Beyond limitations in the scope of documents on which the model was trained and applied, there were also multiple ways in which the performance of different trialled systems might have been increased. For all USE, s-BERT, Longformer and BigBird systems, text embeddings were created using pre-trained transformer models. It is conceivable that fine-tuning the transformers could have produced superior results (Devlin et al., 2019; Sun et al., 2019). Additionally, the features used to represent each judgment were not derived from any specific portion of the judgment text. Working with only particular sections of the judgment such as the facts of the case might have enhanced prediction accuracy. Lastly, the classifier was trained using just 400 judgments labelled by a single domain expert. Using multiple people to label the same number of judgments might have reduced error (see further, Aslan et al., 2017; Muller et al., 2021). Alternatively, using a greater number of human-labelled judgments for model training would likely have improved the model’s predictions (and increased the proportion of judgments in the repository that were human-classified).

While one or more of these tasks could be considered necessary for the creation of a conclusive repository of judgments, each was beyond the scope of this initial repository creation project. Tuning sentence encoders and extracting sections of the text from judgments on BAILII are both more complex than the work presented here. With regards to the latter, the (inconsistent) structure of BAILII judgments obstructs the division of judgments into distinct sections (cf. Medvedeva et al., 2020). Further, additional labelling would have added time and potentially cost to the project. Each recognised limitation is therefore merely considered a pointer towards potential future research.

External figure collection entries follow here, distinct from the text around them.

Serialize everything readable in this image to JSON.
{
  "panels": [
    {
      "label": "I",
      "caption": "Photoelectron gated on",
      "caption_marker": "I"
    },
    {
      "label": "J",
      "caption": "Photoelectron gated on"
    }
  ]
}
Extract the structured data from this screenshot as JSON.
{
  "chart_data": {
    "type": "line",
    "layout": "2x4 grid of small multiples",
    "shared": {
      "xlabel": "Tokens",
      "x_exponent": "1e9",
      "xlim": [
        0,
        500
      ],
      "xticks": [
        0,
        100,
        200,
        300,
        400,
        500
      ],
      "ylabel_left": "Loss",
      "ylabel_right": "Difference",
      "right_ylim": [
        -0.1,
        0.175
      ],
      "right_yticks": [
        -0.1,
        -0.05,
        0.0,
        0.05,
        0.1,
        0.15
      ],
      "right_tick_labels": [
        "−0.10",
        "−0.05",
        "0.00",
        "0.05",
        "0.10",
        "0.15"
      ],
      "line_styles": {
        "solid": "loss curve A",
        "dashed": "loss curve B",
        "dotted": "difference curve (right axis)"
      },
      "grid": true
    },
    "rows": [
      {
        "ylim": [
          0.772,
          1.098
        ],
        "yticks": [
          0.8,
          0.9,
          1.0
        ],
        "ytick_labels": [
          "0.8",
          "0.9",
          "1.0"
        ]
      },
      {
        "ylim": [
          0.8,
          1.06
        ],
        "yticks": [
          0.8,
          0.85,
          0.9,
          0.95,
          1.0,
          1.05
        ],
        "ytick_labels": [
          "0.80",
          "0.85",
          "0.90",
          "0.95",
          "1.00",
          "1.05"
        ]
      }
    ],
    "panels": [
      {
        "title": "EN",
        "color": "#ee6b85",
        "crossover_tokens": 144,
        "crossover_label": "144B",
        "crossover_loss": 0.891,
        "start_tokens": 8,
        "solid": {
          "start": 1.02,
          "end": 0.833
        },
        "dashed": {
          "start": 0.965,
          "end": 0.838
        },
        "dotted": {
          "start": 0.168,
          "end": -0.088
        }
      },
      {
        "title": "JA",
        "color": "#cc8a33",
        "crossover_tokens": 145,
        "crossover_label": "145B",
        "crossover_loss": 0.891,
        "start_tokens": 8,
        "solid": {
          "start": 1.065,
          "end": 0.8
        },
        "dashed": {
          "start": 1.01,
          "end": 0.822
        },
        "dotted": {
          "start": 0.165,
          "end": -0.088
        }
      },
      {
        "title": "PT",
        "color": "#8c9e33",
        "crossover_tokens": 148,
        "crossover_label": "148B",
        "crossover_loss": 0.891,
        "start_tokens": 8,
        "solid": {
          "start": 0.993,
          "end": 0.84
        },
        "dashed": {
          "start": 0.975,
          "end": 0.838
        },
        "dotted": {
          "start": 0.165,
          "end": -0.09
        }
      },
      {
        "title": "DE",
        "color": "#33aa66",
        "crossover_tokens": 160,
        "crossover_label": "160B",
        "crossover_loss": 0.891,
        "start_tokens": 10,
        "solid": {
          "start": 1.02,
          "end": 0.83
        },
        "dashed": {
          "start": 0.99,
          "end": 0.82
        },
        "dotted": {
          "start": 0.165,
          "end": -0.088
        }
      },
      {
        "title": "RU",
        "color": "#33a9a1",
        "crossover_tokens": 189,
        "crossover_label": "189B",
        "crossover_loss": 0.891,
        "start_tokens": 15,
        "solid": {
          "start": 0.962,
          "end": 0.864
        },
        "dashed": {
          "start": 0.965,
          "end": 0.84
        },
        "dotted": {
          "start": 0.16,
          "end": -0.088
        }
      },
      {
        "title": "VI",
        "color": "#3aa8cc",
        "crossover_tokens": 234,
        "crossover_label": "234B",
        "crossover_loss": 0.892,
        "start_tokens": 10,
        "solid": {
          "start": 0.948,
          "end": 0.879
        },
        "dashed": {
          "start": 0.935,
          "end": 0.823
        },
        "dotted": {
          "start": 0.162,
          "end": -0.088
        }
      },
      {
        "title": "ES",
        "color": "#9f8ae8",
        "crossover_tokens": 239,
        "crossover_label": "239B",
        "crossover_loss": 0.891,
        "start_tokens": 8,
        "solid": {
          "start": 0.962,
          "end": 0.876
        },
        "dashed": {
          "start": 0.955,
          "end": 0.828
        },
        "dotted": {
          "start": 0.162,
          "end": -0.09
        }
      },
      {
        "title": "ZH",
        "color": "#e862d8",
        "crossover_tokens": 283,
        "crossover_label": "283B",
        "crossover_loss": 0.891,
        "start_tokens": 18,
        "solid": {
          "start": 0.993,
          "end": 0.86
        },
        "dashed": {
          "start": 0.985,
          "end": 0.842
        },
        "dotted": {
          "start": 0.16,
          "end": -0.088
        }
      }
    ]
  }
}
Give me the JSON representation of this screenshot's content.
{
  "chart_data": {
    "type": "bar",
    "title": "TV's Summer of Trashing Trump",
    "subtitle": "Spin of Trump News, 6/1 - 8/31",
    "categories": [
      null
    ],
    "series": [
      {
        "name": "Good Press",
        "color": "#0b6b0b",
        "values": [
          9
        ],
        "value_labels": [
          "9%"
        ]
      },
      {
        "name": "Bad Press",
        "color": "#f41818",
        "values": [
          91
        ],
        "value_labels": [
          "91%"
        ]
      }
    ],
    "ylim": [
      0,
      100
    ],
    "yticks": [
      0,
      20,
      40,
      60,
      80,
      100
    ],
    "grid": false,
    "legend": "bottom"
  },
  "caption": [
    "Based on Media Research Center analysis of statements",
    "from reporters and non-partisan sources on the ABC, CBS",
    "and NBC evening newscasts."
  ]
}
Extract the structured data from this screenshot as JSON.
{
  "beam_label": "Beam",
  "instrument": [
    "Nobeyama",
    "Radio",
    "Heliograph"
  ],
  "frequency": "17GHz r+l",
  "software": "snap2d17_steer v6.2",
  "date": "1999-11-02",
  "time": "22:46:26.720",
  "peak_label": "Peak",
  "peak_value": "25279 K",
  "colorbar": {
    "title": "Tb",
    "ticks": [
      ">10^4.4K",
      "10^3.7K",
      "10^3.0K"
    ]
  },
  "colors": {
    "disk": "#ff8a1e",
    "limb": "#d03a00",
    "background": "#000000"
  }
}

Indeed, we remain confident in the ML system on which our judgment repository was partially built. This performed significantly better than most alternate systems and a baseline measure intended to reflect current searching practice (Sect. 3.4). It was also constructed in a manner that permitted investigation into influential features. This investigation suggested many features to make rational contributions to judgment classification (Sect. 3.5.1). Amongst the (rational) negative predictors was the term ‘jury’, which stimulated important discussion of the backward-looking nature of our model. This consideration of influential terms highlighted the benefits of using ML systems that permit some level of human understanding.

5 Conclusion

Using animal protection law as a case study, this paper has shown that ML can be employed to create a worthwhile judgment repository concerning a new practice area. To achieve this, we outlined a judgment repository creation process that began with the identification of 1637 judgments on BAILII containing ‘animal’ made by the Privy Council, House of Lords, Supreme Court and upper England and Wales courts between January 2000 and December 2020. This amount contrasts with BAILII’s own search tool, which only identified 1568 judgments. 500 of the judgments containing ‘animal’ were labelled by a domain expert and used to train and validate ten ML systems. The best performing system confirmed the merits of using NLP and ML for judgment classification by achieving a macro-F1 score of 0.87 and accuracy of 0.93 on a test set of 100 judgments. This system was used to classify the remaining (unlabelled) judgments, giving a repository of 175 animal protection law judgments of which 92 were found automatically. Preliminary examination of the repository suggests it could aid the identification of individual animal protection law judgments and enhance understanding of the breadth of animal protection law created by courts.